Check Apache Jackrabbit Oak UserConfiguration > Principal Cache Expiration in /system/console/configMgr
This filter in package definition would exclude the /rep:cache node to be synced even if it is enabled -
Could you validate the configuration of Apache Sling Distribution Packaging - Vault Package Builder Factory
to ensure that package filter is configured correctly as mentioned in docs?
Views
Replies
Total Likes
Principal Cache Expiration is 0 on author, but it is set to 30000 on all 3 of the publish instances. Is that creating the problem? Should that be 0 instead?
For the Vault Package Builder Factory, the screenshot on the User Sync setup page doesn't match the options that I have, but I'm pretty sure it's correct.
Thanks!
Views
Replies
Total Likes
If Principal cache expiration is enabled to 3000, then it would create rep:cache folders on publish servers. You can find out the reason of enabling it within your team and if it should remain enabled on publish servers. The primary reason to enable it is to allow for temporary caching of the principal resolution mainly to optimize login performance (assuming that you have such use case).
What version of AEM do you use?
Try to remove these "rep:cache" configuration and test if it works fine? The article below mentions to add these Vault configs only if you get specific error - "OakConstraint0034: Attempt to create or change the system maintained cache."
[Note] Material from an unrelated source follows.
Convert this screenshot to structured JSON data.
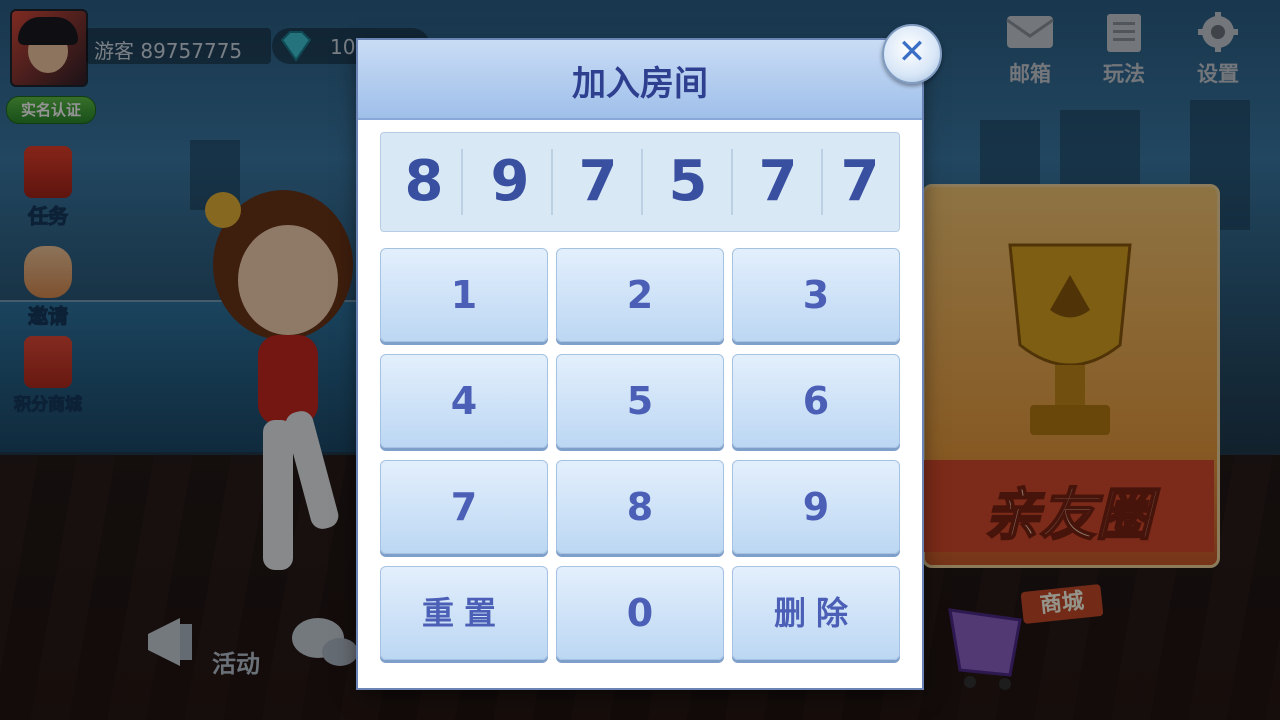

Source - AEM Communities User Sync stops working
Views
Replies
Total Likes
I'm not sure why our publishers have the rep:cache set as that's not something we did intentionally. I've set this to 0 on all 3 and will monitor through the day to see if this solves the issue.
Views
Replies
Total Likes
After changing Principal Cache Expiration to 0 on the publishers, everything is running smoothly. Thanks for your help!